Watch CBSN Live

"Baby Hope" Case: Experts say time, rewards and publicity help solve cold cases such as NYC girl's murder

New York City police have identified the mother of "Baby Hope" - whose body was found 22 years ago in a cooler on the side of a highway - a source tells CBS New York. CBS

(CBS) - It might seem like a near-miracle that 22 years after the decomposing body of a child was found inside a cooler in Manhattan police have now identified the mother of the girl known as "Baby Hope."
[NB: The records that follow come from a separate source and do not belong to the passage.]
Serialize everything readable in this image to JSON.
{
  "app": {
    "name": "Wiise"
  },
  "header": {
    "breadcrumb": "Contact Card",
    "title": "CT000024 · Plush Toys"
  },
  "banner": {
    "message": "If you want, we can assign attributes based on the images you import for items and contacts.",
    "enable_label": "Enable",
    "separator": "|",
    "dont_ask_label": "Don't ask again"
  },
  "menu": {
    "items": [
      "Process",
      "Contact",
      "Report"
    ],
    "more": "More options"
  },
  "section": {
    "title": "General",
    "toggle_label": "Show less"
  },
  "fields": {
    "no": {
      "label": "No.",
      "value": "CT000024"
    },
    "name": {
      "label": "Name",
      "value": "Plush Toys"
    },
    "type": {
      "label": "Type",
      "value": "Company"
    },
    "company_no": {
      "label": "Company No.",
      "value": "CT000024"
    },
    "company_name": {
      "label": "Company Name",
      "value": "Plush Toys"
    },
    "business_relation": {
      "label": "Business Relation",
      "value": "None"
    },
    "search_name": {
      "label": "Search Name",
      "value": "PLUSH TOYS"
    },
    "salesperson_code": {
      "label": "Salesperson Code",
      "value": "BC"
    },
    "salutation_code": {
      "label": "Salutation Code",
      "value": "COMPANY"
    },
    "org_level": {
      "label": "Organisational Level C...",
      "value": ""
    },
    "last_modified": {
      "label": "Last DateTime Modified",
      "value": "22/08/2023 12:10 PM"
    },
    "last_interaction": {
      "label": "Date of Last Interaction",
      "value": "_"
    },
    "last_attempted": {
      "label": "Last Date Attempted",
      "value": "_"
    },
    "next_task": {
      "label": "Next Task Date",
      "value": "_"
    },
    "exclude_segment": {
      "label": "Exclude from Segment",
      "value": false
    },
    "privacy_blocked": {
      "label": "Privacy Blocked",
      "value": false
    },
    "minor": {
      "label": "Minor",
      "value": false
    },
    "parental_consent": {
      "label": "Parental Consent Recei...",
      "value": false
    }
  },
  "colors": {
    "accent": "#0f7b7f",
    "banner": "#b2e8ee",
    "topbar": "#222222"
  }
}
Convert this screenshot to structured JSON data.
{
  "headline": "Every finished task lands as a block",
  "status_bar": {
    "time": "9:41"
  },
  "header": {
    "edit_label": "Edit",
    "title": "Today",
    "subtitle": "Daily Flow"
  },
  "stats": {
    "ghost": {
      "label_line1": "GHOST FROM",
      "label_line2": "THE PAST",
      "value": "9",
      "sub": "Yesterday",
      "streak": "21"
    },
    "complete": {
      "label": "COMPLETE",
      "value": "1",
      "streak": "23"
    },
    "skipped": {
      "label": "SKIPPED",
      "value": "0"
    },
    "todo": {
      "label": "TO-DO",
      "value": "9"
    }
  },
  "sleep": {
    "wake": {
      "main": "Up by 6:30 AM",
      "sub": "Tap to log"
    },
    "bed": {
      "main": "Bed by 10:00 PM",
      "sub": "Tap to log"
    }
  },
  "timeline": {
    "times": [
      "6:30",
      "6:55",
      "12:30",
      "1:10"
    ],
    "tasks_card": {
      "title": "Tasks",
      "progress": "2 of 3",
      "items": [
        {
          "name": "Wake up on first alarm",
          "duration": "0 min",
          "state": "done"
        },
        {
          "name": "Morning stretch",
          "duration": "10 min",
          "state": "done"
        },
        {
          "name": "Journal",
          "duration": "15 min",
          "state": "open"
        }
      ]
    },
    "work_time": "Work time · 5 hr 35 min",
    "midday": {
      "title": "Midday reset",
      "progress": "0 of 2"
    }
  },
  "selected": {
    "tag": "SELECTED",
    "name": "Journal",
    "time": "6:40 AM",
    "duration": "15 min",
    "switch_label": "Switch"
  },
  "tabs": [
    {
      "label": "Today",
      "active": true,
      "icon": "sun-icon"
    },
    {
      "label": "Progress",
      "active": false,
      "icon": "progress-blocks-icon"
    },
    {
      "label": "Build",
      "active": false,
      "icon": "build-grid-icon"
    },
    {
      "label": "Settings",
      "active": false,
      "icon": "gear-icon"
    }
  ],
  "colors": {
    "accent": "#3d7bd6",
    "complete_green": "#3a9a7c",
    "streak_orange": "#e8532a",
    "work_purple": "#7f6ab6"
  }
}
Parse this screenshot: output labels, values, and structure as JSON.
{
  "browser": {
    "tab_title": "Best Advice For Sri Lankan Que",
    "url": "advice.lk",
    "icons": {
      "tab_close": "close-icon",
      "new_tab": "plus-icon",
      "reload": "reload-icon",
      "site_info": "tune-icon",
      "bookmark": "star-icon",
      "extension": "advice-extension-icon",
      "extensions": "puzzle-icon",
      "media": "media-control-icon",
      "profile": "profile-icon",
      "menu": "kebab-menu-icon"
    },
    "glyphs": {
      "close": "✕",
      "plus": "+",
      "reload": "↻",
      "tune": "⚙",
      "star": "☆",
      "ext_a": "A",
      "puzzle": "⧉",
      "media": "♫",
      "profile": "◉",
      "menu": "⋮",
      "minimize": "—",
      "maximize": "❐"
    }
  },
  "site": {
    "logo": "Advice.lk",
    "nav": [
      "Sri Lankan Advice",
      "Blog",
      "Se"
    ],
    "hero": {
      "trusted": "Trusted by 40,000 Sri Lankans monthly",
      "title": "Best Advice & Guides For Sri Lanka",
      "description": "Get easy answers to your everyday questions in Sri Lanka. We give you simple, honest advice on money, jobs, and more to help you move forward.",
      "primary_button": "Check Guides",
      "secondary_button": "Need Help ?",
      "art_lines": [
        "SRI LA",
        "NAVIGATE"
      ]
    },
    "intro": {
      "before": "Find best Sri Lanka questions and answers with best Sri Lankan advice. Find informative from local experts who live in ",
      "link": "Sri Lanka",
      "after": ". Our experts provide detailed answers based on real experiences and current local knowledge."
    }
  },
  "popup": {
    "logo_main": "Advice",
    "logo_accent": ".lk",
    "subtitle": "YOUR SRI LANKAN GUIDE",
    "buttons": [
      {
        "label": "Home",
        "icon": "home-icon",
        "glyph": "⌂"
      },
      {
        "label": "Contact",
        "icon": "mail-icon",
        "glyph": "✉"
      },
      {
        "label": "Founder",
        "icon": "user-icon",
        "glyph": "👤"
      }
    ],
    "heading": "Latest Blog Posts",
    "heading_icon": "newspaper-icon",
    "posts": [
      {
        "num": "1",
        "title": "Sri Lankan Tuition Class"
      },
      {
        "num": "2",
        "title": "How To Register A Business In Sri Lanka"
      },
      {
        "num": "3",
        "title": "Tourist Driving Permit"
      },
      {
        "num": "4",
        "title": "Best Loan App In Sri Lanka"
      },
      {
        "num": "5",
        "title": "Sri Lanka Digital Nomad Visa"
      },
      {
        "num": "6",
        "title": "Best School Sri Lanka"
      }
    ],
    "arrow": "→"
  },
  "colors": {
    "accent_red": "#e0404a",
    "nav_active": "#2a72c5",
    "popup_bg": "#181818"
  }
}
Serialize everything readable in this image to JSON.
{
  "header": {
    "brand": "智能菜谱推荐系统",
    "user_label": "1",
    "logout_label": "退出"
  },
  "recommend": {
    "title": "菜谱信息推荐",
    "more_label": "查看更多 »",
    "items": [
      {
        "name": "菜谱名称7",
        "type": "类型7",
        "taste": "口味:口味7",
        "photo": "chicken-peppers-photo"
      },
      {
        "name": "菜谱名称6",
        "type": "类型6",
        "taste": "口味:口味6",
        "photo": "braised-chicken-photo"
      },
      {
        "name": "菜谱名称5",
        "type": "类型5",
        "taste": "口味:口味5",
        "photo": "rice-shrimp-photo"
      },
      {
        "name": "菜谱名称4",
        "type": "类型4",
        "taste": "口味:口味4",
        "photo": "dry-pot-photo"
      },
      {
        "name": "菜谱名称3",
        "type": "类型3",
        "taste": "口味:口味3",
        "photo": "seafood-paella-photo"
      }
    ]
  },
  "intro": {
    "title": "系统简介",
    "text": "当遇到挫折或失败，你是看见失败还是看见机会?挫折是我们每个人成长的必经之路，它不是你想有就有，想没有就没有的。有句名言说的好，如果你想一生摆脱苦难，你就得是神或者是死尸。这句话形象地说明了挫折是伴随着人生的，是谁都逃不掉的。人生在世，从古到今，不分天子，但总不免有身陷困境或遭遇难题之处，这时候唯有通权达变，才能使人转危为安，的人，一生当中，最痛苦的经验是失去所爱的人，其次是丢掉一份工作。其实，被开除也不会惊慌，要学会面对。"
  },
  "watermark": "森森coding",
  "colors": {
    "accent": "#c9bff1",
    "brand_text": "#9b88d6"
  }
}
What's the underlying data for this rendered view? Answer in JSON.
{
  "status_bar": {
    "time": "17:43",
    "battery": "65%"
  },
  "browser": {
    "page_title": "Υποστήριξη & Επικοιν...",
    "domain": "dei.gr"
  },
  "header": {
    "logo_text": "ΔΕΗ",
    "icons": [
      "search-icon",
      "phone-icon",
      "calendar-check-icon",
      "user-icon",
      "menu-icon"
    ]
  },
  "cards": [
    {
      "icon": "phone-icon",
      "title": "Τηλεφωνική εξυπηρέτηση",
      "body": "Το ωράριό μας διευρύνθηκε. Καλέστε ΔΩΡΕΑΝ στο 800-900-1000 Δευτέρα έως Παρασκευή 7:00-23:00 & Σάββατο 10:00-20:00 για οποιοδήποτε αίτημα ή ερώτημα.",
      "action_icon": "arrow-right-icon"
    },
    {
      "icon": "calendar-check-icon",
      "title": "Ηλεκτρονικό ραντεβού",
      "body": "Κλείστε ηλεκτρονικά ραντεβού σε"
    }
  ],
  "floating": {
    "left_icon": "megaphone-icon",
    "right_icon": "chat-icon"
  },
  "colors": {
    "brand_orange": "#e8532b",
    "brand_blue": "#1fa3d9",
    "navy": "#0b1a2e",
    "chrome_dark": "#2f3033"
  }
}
But experts tell CBS News' Crimesider that the combination of time, renewed publicity, investigative determination, technology and a reward is precisely how many cold cases heat up.

According to DNA Info, a New York local news site, over the summer police began hanging posters in the Washington Heights neighborhood where the girl's body was found in 1991, announcing a $12,000 reward for information on "Baby Hope."

Those posters, apparently, bore fruit.

DNA Info reports that a witness came forward to tell police that she had overheard a conversation in a local laundry where a woman said she thought she might be the child's mother. Detectives reportedly tracked down the woman who provided a DNA sample which matched one taken from "Baby Hope" when her body was exhumed in 2007.

"If you put up posters in the right place, witnesses know - it happened right here," says Sheryl McCollum, the director of the Cold Case Investigative Research Institute at Atlanta's Bauder College. The Institute is a club for students to examine a new unsolved case each semester with the help of criminal justice professionals and researchers.

DNA Info reports that the mother told police her then-husband had taken the girl and their other daughter in 1991, but that she was afraid to go to police because she feared what he would do to her or the girls if he found out she had reported him.

That fear, experts say, often keeps witnesses from coming forward when a crime occurs - but can dissipate over time.

"Relationships change," says Mary Branson, co-author of "Delayed Justice: Inside Stories from America's Best Cold Case Investigators."

"People ask themselves, 'Why was I protecting this person?' And guilt increases. People who want to talk will eventually find someone to confide in."

Branson's husband and co-author, Jack, also points to the fact that, even though the crime was more than two decades old, the NYPD continued to work the "Baby Hope" case.

"I applaud their determination," he says.